General Electric's analyst price target has been revised downward from $343.57 to $339.00. This reflects analyst expectations of slightly slower growth and modestly higher discount rates impacting valuation.

What's in the News

  • The Pentagon is asking missile suppliers, including GE Aerospace, to significantly increase missile production amid concerns over potential conflict with China (Wall Street Journal).
  • The U.S. Defense Secretary has ordered an urgent gathering of top military commanders, highlighting the rising priority of national defense contractors such as GE Aerospace (Washington Post).
  • GE Aerospace reached a five-year labor agreement with the United Auto Workers union, ending a three-week strike at facilities in Ohio and Kentucky (Reuters).
  • India is finalizing a $1 billion deal to purchase additional GE engines to power its Light Combat Aircraft fleet (Economic Times).
  • Over 600 GE Aerospace employees staged a strike that impacted engine production for key military contracts before a contract deal was reached (Reuters).

Valuation Changes

  • The consensus analyst price target has decreased slightly from $343.57 to $339.00.
  • The discount rate has risen modestly from 7.50% to 7.61%.
  • The revenue growth forecast has edged down from 7.07% to 6.94%.
  • The net profit margin projection has declined marginally from 18.97% to 18.95%.
  • The future P/E ratio estimate has increased slightly from 40.70x to 41.52x.

Disclaimer

AnalystConsensusTarget is a tool utilizing a Large Language Model (LLM) that ingests data on consensus price targets, forecasted revenue and earnings figures, as well as the transcripts of earnings calls to produce qualitative analysis. The narratives produced by AnalystConsensusTarget are general in nature and are based solely on analyst data and publicly-available material published by the respective companies. These scenarios are not indicative of the company's future performance and are exploratory in nature. Simply Wall St has no position in the company(s) mentioned.
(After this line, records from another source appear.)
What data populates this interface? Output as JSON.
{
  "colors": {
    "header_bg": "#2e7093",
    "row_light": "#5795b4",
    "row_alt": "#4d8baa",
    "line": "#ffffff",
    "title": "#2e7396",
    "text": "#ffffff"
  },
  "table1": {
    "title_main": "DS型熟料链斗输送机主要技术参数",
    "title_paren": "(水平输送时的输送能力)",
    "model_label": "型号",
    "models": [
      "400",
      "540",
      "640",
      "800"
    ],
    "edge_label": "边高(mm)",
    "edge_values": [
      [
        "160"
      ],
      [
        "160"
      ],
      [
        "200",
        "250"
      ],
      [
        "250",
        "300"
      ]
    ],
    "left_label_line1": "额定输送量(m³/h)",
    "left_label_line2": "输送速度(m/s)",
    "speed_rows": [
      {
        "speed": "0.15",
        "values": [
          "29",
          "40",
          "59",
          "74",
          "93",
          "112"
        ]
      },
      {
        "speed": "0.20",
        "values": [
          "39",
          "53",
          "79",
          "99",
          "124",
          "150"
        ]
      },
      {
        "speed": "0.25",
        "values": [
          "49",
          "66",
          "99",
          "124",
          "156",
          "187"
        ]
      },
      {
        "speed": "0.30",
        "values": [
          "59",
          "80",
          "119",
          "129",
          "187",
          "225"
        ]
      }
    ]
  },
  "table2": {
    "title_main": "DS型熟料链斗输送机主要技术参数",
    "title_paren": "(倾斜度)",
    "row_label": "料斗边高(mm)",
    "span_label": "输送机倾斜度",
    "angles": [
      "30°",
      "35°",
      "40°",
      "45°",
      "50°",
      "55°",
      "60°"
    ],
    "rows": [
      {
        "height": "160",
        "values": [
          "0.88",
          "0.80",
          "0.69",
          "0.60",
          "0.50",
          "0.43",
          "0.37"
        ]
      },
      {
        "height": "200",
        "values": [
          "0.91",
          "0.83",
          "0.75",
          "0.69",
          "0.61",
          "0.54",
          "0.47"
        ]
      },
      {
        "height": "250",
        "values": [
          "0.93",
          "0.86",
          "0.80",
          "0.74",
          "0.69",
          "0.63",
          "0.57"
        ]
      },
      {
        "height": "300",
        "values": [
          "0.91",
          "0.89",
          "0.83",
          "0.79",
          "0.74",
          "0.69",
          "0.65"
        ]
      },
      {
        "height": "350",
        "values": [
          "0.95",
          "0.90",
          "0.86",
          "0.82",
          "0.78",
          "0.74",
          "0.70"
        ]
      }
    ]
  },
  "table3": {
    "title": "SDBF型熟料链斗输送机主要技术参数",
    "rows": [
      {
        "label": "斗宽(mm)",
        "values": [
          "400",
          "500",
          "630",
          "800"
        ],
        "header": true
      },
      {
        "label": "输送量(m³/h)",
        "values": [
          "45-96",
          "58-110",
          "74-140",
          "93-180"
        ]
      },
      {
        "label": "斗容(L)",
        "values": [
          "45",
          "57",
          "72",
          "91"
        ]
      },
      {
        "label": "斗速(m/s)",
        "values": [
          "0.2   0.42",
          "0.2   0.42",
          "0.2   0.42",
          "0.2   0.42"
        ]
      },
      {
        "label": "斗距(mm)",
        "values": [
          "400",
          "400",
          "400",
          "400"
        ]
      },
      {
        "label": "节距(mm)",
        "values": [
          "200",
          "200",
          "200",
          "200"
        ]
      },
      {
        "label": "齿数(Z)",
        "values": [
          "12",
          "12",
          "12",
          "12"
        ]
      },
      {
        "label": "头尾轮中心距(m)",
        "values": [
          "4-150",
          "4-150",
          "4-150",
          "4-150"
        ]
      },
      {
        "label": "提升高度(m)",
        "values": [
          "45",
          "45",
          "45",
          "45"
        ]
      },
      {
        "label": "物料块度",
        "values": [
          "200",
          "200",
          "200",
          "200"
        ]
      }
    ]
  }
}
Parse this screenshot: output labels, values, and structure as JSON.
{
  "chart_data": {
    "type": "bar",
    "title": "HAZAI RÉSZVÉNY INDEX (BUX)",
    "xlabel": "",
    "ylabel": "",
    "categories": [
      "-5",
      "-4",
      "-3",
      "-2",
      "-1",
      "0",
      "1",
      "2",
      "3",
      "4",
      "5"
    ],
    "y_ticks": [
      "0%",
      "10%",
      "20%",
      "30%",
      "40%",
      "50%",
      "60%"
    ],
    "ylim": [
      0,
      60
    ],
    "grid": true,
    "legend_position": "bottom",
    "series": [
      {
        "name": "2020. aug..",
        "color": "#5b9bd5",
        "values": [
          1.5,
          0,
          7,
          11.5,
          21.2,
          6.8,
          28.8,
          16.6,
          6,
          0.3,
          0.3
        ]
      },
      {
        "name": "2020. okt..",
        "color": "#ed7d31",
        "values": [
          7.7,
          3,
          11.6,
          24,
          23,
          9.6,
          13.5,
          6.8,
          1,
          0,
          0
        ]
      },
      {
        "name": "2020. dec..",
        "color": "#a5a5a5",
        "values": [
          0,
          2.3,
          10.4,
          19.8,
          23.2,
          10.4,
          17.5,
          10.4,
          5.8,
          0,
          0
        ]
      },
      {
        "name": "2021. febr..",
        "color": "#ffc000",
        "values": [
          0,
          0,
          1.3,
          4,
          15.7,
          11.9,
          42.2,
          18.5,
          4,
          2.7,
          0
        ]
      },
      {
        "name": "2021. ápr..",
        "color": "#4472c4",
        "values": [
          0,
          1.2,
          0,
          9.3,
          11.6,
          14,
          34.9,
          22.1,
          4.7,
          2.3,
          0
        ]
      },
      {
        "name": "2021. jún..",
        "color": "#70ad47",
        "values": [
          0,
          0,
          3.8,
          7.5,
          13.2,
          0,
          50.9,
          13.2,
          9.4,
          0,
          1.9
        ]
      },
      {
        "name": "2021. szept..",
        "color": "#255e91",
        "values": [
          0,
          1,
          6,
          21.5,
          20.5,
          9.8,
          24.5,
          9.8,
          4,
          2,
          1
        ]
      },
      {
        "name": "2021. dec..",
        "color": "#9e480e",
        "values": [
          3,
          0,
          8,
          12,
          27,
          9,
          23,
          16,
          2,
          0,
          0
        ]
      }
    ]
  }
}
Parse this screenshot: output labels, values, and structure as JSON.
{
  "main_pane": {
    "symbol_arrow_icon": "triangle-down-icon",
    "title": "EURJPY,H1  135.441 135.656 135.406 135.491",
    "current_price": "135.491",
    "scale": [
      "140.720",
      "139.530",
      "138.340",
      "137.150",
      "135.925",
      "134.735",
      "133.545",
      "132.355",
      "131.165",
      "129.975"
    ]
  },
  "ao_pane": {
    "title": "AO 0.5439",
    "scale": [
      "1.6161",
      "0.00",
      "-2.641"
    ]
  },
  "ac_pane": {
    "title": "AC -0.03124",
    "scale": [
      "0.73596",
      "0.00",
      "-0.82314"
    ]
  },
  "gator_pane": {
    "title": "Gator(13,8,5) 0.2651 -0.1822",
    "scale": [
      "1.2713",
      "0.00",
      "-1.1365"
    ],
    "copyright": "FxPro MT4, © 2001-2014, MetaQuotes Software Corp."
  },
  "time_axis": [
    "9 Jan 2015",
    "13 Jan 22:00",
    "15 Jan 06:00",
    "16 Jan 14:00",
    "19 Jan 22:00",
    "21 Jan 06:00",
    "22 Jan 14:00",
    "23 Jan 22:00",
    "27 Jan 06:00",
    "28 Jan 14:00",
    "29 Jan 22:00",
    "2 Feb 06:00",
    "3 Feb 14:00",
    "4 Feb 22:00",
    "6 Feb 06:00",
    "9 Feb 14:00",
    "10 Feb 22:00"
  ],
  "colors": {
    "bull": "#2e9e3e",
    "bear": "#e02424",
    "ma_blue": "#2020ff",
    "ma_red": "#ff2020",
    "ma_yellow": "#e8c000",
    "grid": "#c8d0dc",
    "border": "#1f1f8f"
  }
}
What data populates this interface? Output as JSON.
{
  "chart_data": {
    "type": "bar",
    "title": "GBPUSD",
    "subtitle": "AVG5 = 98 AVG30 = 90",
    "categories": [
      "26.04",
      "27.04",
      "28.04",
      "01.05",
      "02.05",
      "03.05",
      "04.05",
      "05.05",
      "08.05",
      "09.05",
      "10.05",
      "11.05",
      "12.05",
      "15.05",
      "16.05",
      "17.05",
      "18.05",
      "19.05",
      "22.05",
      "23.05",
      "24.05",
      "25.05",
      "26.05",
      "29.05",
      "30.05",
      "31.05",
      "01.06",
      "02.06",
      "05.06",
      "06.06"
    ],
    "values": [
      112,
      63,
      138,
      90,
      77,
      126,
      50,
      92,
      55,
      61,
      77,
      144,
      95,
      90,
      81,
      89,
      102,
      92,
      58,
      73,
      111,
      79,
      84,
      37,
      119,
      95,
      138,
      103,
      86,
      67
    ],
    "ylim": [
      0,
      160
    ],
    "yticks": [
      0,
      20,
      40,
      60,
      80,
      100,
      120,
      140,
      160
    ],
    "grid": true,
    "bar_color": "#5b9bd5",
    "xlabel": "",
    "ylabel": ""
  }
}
Simply Wall St may provide the securities issuer or related entities with website advertising services for a fee, on an arm's length basis. These relationships have no impact on the way we conduct our business, the content we host, or how our content is served to users. The price targets and estimates used are consensus data, and do not constitute a recommendation to buy or sell any stock, and they do not take account of your objectives, or your financial situation. Note that AnalystConsensusTarget's analysis may not factor in the latest price-sensitive company announcements or qualitative material.